結婚式ができるまで(その16)先輩たち|トーチカ通信|桃李舎一級建築事務所

トーチカ通信

[ 2021.05.08 ]結婚式ができるまで

結婚式ができるまで(その16)先輩たち

左:菅家克子さん 右:谷口美樹子さん

1970年代の大阪にアトリエ・トリフォイルという女性建築家3人が運営する建築設計事務所があった。学生時代にはあこがれの存在であり、私の同級生が就職し、独立したように、たくさんの女性の建築家を輩出している。その創始者のひとりが菅家克子さんで、谷口美樹子さんはアトリエ・トリフォイルの卒業生の一人である。お二人とは20年以上にわたって一緒に仕事をさせていただいている。

今から15年前、仕事で青木に出会い、恋に落ちた。東京在住の彼は、妻を病気で亡くし、3人の子供がいた。プロジェクトが終われば、もう会うこともない。その頃、菅家さんとも仕事をしていた。ある日、天満橋の事務所で打ち合わせをした後、近くのトンカツ屋さんのカウンターでランチを食べていた。好きな人がいるという話をすると、「手紙を書いたら?」と言われ、プロジェクトが終わったときに、ペリカンの万年筆で手紙を書いた。それが、始まりだった。

谷口美樹子さん

谷口さんは私の高校の先輩である。習っていた先生が一緒だったりして、よくいろんな話をしていた。青木と東京-大阪で不定期に会い始めた頃、谷口さんと現場の帰り、そんな話をしたら、「結婚式には、私、ピアノ弾きますよ」とおっしゃった。ハハハとその時は笑ったが、15年後、ほんとうに結婚することになり、ピアノを谷口さんにお願いした。谷口さんはとても喜んでくださった。ただ、教会で挙げるなら式の奏楽は教会の奏楽者にお願いする方がいいとおっしゃって、パーティで弾いてくださることになった。

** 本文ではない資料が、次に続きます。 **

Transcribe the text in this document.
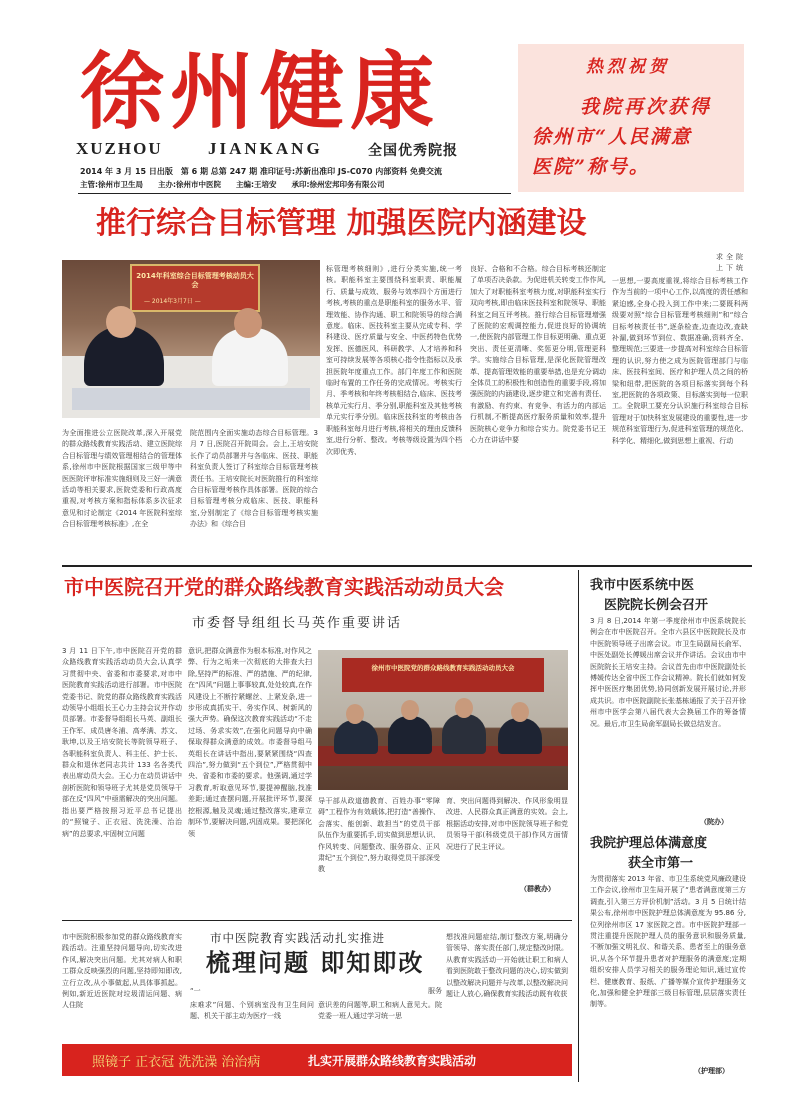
徐州健康
XUZHOU	JIANKANG	全国优秀院报
2014 年 3 月 15 日出版　第 6 期 总第 247 期 准印证号:苏新出准印 JS-C070 内部资料 免费交流
主管:徐州市卫生局　　主办:徐州市中医院　　主编:王培安　　承印:徐州宏邦印务有限公司
热烈祝贺
我院再次获得
徐州市“人民满意
医院”称号。
推行综合目标管理 加强医院内涵建设
2014年科室综合目标管理考核动员大会
— 2014年3月7日 —
为全面推进公立医院改革,深入开展党的群众路线教育实践活动、建立医院综合目标管理与绩效管理相结合的管理体系,徐州市中医院根据国家三级甲等中医医院评审标准实施细则及三好一满意活动等相关要求,医院党委和行政高度重视,对考核方案和指标体系多次征求意见和讨论制定《2014 年医院科室综合目标管理考核标准》,在全
院范围内全面实施动态综合目标管理。3 月 7 日,医院召开院周会。会上,王培安院长作了动员部署并与各临床、医技、职能科室负责人签订了科室综合目标管理考核责任书。王培安院长对医院推行的科室综合目标管理考核作具体部署。医院的综合目标管理考核分成临床、医技、职能科室,分别制定了《综合目标管理考核实施办法》和《综合目
标管理考核细则》,进行分类实施,统一考核。职能科室主要围绕科室职责、职能履行、质量与成效、服务与效率四个方面进行考核,考核的重点是职能科室的服务水平、管理效能、协作沟通、职工和院领导的综合满意度。临床、医技科室主要从完成专科、学科建设、医疗质量与安全、中医药特色优势发挥、医德医风、科研教学、人才培养和科室可持续发展等各项核心指令性指标以及承担医院年度重点工作。部门年度工作和医院临时布置的工作任务的完成情况。考核实行月、季考核和年终考核相结合,临床、医技考核单元实行月、季分别,职能科室及其他考核单元实行季分别。临床医技科室的考核由各职能科室每月进行考核,将相关的理由反馈科室,进行分析、整改。考核等级设置为四个档次即优秀、
良好、合格和不合格。综合目标考核还制定了单项否决条款。为促进机关转变工作作风,加大了对职能科室考核力度,对职能科室实行双向考核,即由临床医技科室和院领导、职能科室之间互评考核。推行综合目标管理增强了医院的宏观调控能力,促进良好的协调统一,使医院内部管理工作目标更明确、重点更突出、责任更清晰、奖惩更分明,管理更科学。实施综合目标管理,是深化医院管理改革、提高管理效能的重要举措,也是充分调动全体员工的积极性和创造性的重要手段,将加强医院的内涵建设,逐步建立和完善有责任、有激励、有约束、有竞争、有活力的内部运行机制,不断提高医疗服务质量和效率,提升医院核心竞争力和综合实力。院党委书记王心力在讲话中要
求全院上下统
一思想,一要高度重视,将综合目标考核工作作为当前的一项中心工作,以高度的责任感和紧迫感,全身心投入到工作中来;二要既科两级要对照“综合目标管理考核细则”和“综合目标考核责任书”,逐条检查,边查边改,查缺补漏,做到环节到位、数据准确,资料齐全、整理规范;三要进一步提高对科室综合目标管理的认识,努力使之成为医院管理部门与临床、医技科室间、医疗和护理人员之间的桥梁和纽带,把医院的各项目标落实到每个科室,把医院的各项政策、目标落实到每一位职工。全院职工要充分认识施行科室综合目标管理对于加快科室发展建设的重要性,进一步规范科室管理行为,促进科室管理的规范化、科学化、精细化,做到思想上重视、行动
市中医院召开党的群众路线教育实践活动动员大会
市委督导组组长马英作重要讲话
徐州市中医院党的群众路线教育实践活动动员大会
3 月 11 日下午,市中医院召开党的群众路线教育实践活动动员大会,认真学习贯彻中央、省委和市委要求,对市中医院教育实践活动进行部署。市中医院党委书记、院党的群众路线教育实践活动领导小组组长王心力主持会议并作动员部署。市委督导组组长马英、副组长王作军、成员唐冬浦、高孝满、苏文、耿坤,以及王培安院长等院领导班子、各职能科室负责人、科主任、护士长、群众和退休老同志共计 133 名各类代表出席动员大会。王心力在动员讲话中剖析医院和领导班子尤其是党员领导干部在反“四风”中亟需解决的突出问题。指出要严格按照习近平总书记提出的“照镜子、正衣冠、洗洗澡、治治病”的总要求,牢固树立问题
意识,把群众满意作为根本标准,对作风之弊、行为之垢来一次彻底的大排查大扫除,坚持严的标准、严的措施、严的纪律,在“四风”问题上事事较真,处处较真,在作风建设上不断拧紧螺丝、上紧发条,进一步形成真抓实干、务实作风、树新风的强大声势。确保这次教育实践活动“不走过场、务求实效”,在强化问题导向中确保取得群众满意的成效。市委督导组马英组长在讲话中指出,要紧紧围绕“四查四治”,努力做到“五个到位”,严格贯彻中央、省委和市委的要求。他强调,通过学习教育,听取意见环节,要提神醒脑,找准差距;通过查摆问题,开展批评环节,要深挖根源,触及灵魂;通过整改落实,建章立制环节,要解决问题,巩固成果。要把深化领
导干部从政道德教育、百姓办事“零障碍”工程作为有效载体,把打造“善操作、会落实、能创新、敢担当”的党员干部队伍作为重要抓手,切实做到思想认识、作风转变、问题整改、服务群众、正风肃纪“五个到位”,努力取得党员干部深受教
育、突出问题得到解决、作风形象明显改进、人民群众真正满意的实效。会上,根据活动安排,对市中医院领导班子和党员领导干部(科级党员干部)作风方面情况进行了民主评议。
（群教办）
市中医院积极参加党的群众路线教育实践活动。注重坚持问题导向,切实改进作风,解决突出问题。尤其对病人和职工群众反映强烈的问题,坚持即知即改,立行立改,从小事做起,从具体事抓起。例如,新近近医院对垃圾清运问题、病人住院
市中医院教育实践活动扎实推进
梳理问题 即知即改
“一
床难求”问题、个别病室没有卫生间问题、机关干部主动为医疗一线
服务
意识差的问题等,职工和病人意见大。院党委一班人通过学习统一思
想找准问题症结,制订整改方案,明确分管领导、落实责任部门,规定整改时限。从教育实践活动一开始就让职工和病人看到医院敢于整改问题的决心,切实做到以整改解决问题并与改革,以整改解决问题让人放心,确保教育实践活动既有收获
照镜子 正衣冠 洗洗澡 治治病	扎实开展群众路线教育实践活动
我市中医系统中医
医院院长例会召开
3 月 8 日,2014 年第一季度徐州市中医系统院长例会在市中医院召开。全市六县区中医院院长及市中医院领导班子出席会议。市卫生局副局长俞军、中医处副处长傅媛出席会议并作讲话。会议由市中医院院长王培安主持。会议首先由市中医院副处长傅媛传达全省中医工作会议精神。院长们就如何发挥中医医疗集团优势,协同创新发展开展讨论,并形成共识。市中医院副院长张基栋通报了关于召开徐州市中医学会第八届代表大会换届工作的筹备情况。最后,市卫生局俞军副局长做总结发言。
（院办）
我院护理总体满意度
获全市第一
为贯彻落实 2013 年省、市卫生系统党风廉政建设工作会议,徐州市卫生局开展了“患者满意度第三方调查,引入第三方评价机制”活动。3 月 5 日统计结果公布,徐州市中医院护理总体满意度为 95.86 分,位列徐州市区 17 家医院之首。市中医院护理部一贯注重提升医院护理人员的服务意识和服务质量,不断加强文明礼仪、和谐关系、患者至上的服务意识,从各个环节提升患者对护理服务的满意度;定期组织安排人员学习相关的服务理论知识,通过宣传栏、健康教育、报纸、广播等媒介宣传护理服务文化,加强和健全护理部三级目标管理,层层落实责任制等。
（护理部）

おおらかで面白い方なのだが、ものすごくまじめである。選曲をピアノの先生と相談して、吟味して2曲選んでくださった。それでも、2曲は長いから、1曲の方がいいかと迷われていたので、私が2曲とも弾いてほしいとお願いした。バッハの『G線上のアリア』とプッチーニの歌劇『トゥーランロッド』の中のアリア『誰も寝てはならぬ』だった。静まりかえったホールでピアノの前に立った谷口さんは、「注目されると緊張するから、どうぞご歓談のまま、気楽に聴いてください」とにっこり笑って、座るといきなり弾き始められた。カメラを持った菅家さんが、なんとか私と谷口さんが一緒に収まるように苦心しながら、位置を変えて写真を撮ってくださる。心のこもったピアノの音と、弾むように移動する菅家さんの笑顔が重なって、私はずっと微笑んでいた。